While monkeypox is primarily infecting men who have sex with men, it can be spread to anyone with close skin-to-skin contact.
“In Utah, our cases are related to intimate contact,” she said.
“Think intimate contact. Think sustained, close contact to someone who has an active monkeypox infection,” said Dr. Brandon Webb, an infectious diseases physician with Intermountain Healthcare.
Nolen said local health departments are working to slow transmission within high risk communities by identifying infections early, limiting exposures, and vaccinating people at highest risk.
“We are all hoping that we can cut this off before it gets more widespread, and that we can keep it from being a long-term infection,” she said.
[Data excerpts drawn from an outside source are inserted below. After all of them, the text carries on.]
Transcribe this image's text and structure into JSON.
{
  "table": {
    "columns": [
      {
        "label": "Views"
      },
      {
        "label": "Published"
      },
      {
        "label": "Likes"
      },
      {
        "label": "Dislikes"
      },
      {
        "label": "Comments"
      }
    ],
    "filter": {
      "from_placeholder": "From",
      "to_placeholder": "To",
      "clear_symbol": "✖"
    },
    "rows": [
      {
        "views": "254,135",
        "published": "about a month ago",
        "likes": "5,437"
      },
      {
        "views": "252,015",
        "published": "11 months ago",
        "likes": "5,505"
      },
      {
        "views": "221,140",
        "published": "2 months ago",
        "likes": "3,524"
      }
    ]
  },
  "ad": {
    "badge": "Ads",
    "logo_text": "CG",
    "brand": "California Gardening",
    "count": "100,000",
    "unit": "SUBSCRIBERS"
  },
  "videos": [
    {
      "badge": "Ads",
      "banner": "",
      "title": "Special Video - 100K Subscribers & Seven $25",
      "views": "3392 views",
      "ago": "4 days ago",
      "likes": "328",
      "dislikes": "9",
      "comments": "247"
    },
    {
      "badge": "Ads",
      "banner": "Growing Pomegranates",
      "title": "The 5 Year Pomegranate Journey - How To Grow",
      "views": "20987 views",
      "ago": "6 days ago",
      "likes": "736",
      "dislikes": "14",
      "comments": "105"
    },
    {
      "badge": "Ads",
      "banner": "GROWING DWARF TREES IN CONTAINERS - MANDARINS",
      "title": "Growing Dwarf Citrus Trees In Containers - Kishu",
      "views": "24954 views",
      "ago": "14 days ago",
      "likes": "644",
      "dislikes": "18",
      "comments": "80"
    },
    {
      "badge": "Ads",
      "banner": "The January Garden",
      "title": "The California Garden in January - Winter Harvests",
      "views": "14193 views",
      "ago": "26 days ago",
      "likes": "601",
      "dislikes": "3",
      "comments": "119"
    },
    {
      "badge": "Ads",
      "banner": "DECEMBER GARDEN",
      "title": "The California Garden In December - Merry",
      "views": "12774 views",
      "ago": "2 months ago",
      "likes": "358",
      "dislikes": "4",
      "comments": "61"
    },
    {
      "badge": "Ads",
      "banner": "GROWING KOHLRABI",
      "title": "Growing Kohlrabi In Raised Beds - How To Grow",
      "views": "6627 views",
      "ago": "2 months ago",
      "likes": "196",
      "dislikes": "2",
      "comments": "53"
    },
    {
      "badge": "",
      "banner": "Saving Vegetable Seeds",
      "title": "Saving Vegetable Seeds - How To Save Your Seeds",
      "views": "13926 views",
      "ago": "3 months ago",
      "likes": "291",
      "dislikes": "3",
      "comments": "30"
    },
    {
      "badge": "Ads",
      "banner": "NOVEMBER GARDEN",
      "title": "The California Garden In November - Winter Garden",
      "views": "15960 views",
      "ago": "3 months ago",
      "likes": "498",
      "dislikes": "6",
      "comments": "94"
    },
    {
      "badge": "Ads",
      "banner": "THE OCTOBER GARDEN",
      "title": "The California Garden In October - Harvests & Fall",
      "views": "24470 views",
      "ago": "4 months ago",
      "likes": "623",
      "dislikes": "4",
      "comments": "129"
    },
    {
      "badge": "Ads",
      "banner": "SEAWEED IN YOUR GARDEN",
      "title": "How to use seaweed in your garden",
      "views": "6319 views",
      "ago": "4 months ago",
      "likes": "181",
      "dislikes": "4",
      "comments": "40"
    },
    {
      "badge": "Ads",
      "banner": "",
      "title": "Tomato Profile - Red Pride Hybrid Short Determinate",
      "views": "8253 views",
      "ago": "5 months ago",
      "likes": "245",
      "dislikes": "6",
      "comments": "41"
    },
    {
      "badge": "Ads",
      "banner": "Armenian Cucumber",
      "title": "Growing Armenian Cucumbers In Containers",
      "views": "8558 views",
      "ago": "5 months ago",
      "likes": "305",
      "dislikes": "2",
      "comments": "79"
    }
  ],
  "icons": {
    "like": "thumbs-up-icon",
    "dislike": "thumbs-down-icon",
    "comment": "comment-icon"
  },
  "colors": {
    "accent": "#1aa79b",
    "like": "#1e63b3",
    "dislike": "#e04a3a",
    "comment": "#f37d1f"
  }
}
“The risk of monkeypox to most people in the community is little to zero right now. It’s very heavily focused on a very specific group within our community: men who have sex with men,” Webb said.
Vaccine is in short supply. The CDC has allocated Utah fewer than 6,300 doses over the next two months, without another allocation until October.
Webb said antiviral treatment Tecvirimat, or TPOXX, is making a difference.
“We’ve already started using it in Utah,” he said. “We have treated multiple patients with this particular antiviral with some success.”
He’s optimistic that it will speed up recovery, help control pain, and resolve the rash.
“I think we’ve really been on top of it,” Nolen said. “We’ve identified cases very early in the pandemic, which I think shows how well our physicians are watching, and also how well our public health departments work with those physicians.”
People with symptoms of monkeypox should get tested, get evaluated by a doctor, and isolate.